Description of the Pricing Strategies Tools
Pricing strategies are approaches to setting prices for specific goods or services that depend not only on business owners’ intentions but also on external market factors. One of such strategies is price skimming, a practice that deliberately inflates the price of a new product. This principle is characterized by a number of constraints, such as high upfront costs and inelastic demand. However, according to Grundy et al. (1998), price skimming contributes to gaining super-profits that recoup the investments spent on the development, production, and launch of the product in a short time. Another strategy from this group, which also implies planning conventions, is loss leader pricing.
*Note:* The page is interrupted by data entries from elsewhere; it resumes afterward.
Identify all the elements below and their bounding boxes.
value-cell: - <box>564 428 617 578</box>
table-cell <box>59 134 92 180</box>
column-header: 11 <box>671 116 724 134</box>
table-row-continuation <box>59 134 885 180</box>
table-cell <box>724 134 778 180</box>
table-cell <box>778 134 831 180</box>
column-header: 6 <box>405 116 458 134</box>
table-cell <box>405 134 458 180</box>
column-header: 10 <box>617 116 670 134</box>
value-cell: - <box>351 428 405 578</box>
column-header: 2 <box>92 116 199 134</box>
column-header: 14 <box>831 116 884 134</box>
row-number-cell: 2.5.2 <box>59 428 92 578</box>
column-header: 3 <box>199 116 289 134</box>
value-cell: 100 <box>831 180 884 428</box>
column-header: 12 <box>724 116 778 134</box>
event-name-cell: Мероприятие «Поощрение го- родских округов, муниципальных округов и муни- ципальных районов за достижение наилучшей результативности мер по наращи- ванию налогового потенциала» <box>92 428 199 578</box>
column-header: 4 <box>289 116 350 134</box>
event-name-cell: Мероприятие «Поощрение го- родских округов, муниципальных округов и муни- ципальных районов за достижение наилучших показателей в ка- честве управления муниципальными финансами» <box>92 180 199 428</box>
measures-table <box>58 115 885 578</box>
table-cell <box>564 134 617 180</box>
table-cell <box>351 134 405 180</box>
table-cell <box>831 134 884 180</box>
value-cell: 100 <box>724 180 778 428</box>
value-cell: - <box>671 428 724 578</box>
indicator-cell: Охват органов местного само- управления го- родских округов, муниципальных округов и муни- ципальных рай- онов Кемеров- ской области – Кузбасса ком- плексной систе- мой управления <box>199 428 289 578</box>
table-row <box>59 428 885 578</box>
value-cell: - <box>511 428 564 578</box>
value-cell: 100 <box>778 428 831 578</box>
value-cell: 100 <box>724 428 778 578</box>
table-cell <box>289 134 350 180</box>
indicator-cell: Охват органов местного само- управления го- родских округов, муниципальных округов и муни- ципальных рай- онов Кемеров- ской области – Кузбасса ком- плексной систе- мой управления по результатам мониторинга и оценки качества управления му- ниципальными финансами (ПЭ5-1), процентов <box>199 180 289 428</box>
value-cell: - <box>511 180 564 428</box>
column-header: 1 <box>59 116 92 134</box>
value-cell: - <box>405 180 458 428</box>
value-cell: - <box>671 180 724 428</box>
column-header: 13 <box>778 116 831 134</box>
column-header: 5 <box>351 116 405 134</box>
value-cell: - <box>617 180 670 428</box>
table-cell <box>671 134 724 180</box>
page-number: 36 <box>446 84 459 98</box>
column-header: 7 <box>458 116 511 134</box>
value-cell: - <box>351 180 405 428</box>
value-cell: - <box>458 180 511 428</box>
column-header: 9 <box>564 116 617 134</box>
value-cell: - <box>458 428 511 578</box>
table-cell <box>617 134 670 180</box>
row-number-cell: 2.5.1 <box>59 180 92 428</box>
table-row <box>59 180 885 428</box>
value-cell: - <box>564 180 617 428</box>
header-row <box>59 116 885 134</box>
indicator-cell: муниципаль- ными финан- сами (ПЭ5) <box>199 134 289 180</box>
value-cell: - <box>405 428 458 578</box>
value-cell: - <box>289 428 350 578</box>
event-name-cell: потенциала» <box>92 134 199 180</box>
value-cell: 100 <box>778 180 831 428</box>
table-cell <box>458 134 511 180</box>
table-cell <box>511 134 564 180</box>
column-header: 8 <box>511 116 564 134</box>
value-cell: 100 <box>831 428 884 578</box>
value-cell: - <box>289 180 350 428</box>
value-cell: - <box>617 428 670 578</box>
This method involves selling goods or services that are offered at a low price, often below cost, to attract new customers. As Mills (1999) argues, surplus sales and brand awareness are significant prospects for this approach. Nevertheless, this strategy carries some risks, such as the inability to refund products sold at low prices, which makes it only reasonable to apply in a sustainable retail environment.
In the financial sector, there are project assessment tools that allow calculating specific accounting parameters and drawing up an objective picture of business success. One of these tools is a payback period, a criterion that reflects the time required to recover the investment spent. This parameter’s value and relevance are high due to an opportunity to obtain rational conclusions about the work done. Johnson et al. (2011) confirm this fact and note that the ease of evaluation makes this assessment practice convenient and accessible. Thus, a payback period is a helpful instrument to apply.
Another tool is the accounting rate of return, a criterion that is similar to a payback period. This parameter reflects how much profits have grown over a certain period compared to the initial investment in percentage terms. This indicator has a high value as a financial and economic and a marker of the work done. As Collier (2012) notes, the accounting rate of return helps calculate the parameters of profit for many individual periods, thereby providing a holistic picture of growth or, conversely, a decline in business performance. Arnold (2012) states that this method can also be “an attempt to solve some of the problems associated with earnings or earnings per share metrics” (p. 640). Therefore, both assessment tools are critical assessment instruments for businesses.
Arnold, G. (2012). Corporate financial management (5th ed.). Pearson Education.
Collier, P. M. (2012). Accounting for managers: Interpreting accounting information for decision making (4th ed.). John Wiley & Sons.
Grundy, T., Johnson, G., & Scholes, K. (1998). Exploring strategic financial management. Prentice Hall.
Johnson, G., Whittington, R., & Scholes, K. (2011). Exploring strategy (9th ed.). Pearson Education.
Mills, R. W. (1999). Fundamentals of managerial accounting and finance (4th ed.). Mars Business Associates.